Proof. Suppose $L\colon X\to Y$ is the transformation, $\dim X = n$ , and $\Vert \cdot \Vert_X$ , $\Vert \cdot \Vert_Y$ are the norms on $X$ , $Y$ , respectively. By this result and this result, it suffices to prove that $L\colon X\to L(X)$ is continuous when $L(X)$ is equipped with the topology given by $\Vert \cdot \Vert_Y$ restricted onto $L(X)$ . Also, since continuity and boundedness are equivalent, it suffices to prove that $L$ is bounded.

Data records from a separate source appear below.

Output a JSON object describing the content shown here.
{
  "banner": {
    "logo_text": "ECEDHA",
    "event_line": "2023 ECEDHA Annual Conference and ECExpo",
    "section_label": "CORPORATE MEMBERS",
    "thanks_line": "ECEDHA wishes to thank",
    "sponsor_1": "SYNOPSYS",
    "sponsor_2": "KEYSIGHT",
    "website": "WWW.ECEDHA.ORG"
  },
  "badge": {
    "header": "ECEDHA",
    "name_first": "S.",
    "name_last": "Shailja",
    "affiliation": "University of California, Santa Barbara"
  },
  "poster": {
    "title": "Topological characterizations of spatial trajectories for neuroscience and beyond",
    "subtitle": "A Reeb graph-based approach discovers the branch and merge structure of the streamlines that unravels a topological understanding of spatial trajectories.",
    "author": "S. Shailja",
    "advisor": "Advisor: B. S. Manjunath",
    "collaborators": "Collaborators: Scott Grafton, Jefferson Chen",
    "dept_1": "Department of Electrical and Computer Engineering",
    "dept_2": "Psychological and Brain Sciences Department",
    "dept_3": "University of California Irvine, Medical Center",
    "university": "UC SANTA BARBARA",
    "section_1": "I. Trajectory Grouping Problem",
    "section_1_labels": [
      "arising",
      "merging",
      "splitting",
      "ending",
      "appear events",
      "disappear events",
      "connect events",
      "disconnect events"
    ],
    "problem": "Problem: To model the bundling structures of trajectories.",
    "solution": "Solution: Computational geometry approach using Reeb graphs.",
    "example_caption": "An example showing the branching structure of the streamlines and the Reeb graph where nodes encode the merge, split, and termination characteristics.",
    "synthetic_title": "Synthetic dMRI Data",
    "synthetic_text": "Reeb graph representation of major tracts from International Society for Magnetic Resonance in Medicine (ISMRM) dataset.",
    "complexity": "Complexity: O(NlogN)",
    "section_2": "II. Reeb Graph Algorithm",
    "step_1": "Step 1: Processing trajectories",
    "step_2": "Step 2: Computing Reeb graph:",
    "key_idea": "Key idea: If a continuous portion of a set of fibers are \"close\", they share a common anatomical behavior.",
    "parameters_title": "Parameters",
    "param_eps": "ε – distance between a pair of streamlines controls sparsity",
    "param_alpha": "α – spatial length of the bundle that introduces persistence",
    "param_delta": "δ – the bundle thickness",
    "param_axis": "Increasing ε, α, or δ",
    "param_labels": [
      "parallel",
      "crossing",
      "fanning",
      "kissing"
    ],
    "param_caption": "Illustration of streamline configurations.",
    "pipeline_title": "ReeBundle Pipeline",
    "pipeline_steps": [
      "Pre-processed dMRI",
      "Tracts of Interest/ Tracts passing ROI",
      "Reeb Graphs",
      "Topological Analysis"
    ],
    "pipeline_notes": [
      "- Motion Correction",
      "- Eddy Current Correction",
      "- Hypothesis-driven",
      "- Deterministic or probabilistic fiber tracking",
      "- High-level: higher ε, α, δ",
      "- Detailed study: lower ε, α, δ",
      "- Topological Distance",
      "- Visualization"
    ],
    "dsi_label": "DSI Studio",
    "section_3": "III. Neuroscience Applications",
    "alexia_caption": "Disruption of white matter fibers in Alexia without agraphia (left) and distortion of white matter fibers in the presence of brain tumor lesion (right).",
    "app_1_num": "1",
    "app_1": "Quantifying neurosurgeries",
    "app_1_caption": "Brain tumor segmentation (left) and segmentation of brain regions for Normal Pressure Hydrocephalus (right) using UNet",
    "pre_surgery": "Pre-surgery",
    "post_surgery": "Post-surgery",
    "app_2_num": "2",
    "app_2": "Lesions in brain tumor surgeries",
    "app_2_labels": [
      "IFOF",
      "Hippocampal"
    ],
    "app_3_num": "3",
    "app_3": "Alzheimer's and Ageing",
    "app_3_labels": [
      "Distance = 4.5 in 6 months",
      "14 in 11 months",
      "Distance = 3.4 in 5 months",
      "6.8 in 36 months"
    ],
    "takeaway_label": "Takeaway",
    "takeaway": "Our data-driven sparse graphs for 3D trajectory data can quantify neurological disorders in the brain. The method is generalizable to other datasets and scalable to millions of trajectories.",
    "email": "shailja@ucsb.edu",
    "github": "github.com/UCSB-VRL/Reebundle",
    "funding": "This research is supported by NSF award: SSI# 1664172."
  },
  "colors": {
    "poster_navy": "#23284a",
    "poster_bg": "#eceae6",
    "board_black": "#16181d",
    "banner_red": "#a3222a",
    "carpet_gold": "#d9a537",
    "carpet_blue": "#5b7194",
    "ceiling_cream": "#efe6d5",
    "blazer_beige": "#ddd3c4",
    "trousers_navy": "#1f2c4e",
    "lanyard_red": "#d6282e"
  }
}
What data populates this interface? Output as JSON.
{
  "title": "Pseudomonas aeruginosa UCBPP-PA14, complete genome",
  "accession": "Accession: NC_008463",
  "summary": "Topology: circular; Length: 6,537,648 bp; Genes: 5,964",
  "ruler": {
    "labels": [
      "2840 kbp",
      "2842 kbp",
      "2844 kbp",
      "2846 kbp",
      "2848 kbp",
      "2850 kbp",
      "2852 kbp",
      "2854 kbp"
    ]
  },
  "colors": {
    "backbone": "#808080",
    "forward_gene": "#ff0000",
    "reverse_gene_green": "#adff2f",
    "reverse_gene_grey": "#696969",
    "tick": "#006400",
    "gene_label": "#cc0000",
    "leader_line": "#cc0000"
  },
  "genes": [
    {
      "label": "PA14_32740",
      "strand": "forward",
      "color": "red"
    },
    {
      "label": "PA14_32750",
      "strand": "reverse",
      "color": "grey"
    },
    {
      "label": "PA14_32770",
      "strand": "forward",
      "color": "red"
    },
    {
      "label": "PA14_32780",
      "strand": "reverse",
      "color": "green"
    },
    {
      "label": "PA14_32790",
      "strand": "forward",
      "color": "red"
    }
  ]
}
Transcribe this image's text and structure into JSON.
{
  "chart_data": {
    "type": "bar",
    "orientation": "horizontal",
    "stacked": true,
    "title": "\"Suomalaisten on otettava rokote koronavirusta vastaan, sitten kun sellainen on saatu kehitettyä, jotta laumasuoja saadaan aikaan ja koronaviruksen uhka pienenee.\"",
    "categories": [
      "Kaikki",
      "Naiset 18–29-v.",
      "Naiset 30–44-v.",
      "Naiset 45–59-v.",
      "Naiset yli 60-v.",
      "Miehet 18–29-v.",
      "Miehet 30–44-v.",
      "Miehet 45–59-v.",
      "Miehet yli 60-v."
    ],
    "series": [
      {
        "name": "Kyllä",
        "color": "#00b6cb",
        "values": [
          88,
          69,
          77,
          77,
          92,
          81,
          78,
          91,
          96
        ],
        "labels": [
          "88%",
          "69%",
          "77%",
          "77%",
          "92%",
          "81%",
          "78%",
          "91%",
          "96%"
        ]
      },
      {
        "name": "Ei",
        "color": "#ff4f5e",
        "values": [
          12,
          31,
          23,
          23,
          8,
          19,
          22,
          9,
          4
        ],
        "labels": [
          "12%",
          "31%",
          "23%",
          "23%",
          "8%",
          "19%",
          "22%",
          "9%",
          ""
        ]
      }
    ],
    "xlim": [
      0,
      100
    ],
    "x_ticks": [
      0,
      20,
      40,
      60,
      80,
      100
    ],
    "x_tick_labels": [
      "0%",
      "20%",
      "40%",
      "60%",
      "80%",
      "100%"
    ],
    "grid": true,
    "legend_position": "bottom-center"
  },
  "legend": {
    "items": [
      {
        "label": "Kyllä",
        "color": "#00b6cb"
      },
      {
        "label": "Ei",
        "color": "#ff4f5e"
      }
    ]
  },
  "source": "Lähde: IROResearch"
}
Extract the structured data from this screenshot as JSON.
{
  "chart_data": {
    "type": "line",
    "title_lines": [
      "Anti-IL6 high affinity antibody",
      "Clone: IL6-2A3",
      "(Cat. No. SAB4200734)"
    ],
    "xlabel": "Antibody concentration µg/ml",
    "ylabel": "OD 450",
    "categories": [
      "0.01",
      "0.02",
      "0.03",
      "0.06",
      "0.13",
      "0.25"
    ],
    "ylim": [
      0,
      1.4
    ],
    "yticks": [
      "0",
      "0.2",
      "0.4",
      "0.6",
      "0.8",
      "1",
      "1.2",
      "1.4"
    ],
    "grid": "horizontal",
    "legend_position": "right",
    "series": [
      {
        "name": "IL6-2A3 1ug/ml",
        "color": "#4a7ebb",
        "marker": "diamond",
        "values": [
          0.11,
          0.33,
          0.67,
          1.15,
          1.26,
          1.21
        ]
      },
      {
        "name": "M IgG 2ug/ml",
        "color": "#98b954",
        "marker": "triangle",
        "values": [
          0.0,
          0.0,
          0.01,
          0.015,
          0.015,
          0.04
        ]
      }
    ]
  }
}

Let $e_1,\ldots, e_n$ be a basis for $X$ such that $L$ is invertible on $\operatorname{span} \{e_{1}, \ldots, e_k\}$ and $\operatorname{ker} L = \operatorname{span} \{e_{k+1}, \ldots, e_n\}$ for $k=1,\ldots, n$ . (The zero map is always continuous.) Let $f_i=L(e_i)$ for $i=1,\ldots, k$ , so that $\operatorname{span}\{f_1, \ldots, f_k\}=L(X)$ . Let us define new norms on $X$ and $L(X)$ , \begin{eqnarray*} \Vert x \Vert'_X &=& \sqrt{\sum_{i=1}^n \alpha_i^2},\\ \Vert y \Vert'_X &=& \sqrt{\sum_{i=1}^k \beta_i^2}, \end{eqnarray*}for $x=\sum_{i=1}^n \alpha_i e_i\in X$ and $y=\sum_{i=1}^k \beta_i f_i \in Y$ . Since norms on finite dimensional vector spaces are equivalent, it follows that \begin{eqnarray*} 1/C \Vert x \Vert'_X \le \Vert x \Vert_X \le C \Vert x \Vert'_X, \quad x\in X \\ 1/D \Vert y \Vert'_Y \le \Vert y \Vert_Y \le D \Vert y \Vert'_Y, \quad y\in L(X) \end{eqnarray*}for some constants $C,D>0$ . For $x=\sum_{i=1}^n \alpha_i e_i\in X$ , \begin{eqnarray*} \Vert L(x)\Vert_Y &\le & D \Vert \sum_{i=1}^k \alpha_i f_i \Vert'_Y \\ &=& D \sqrt{\sum_{i=1}^k \alpha_i^2} \\ &\le& D \sqrt{\sum_{i=1}^n \alpha_i^2} \\ &=& D \Vert x \Vert'_X \\ &=& CD \Vert x \Vert_X. \end{eqnarray*}Thus $L\colon X\to L(X)$ is bounded.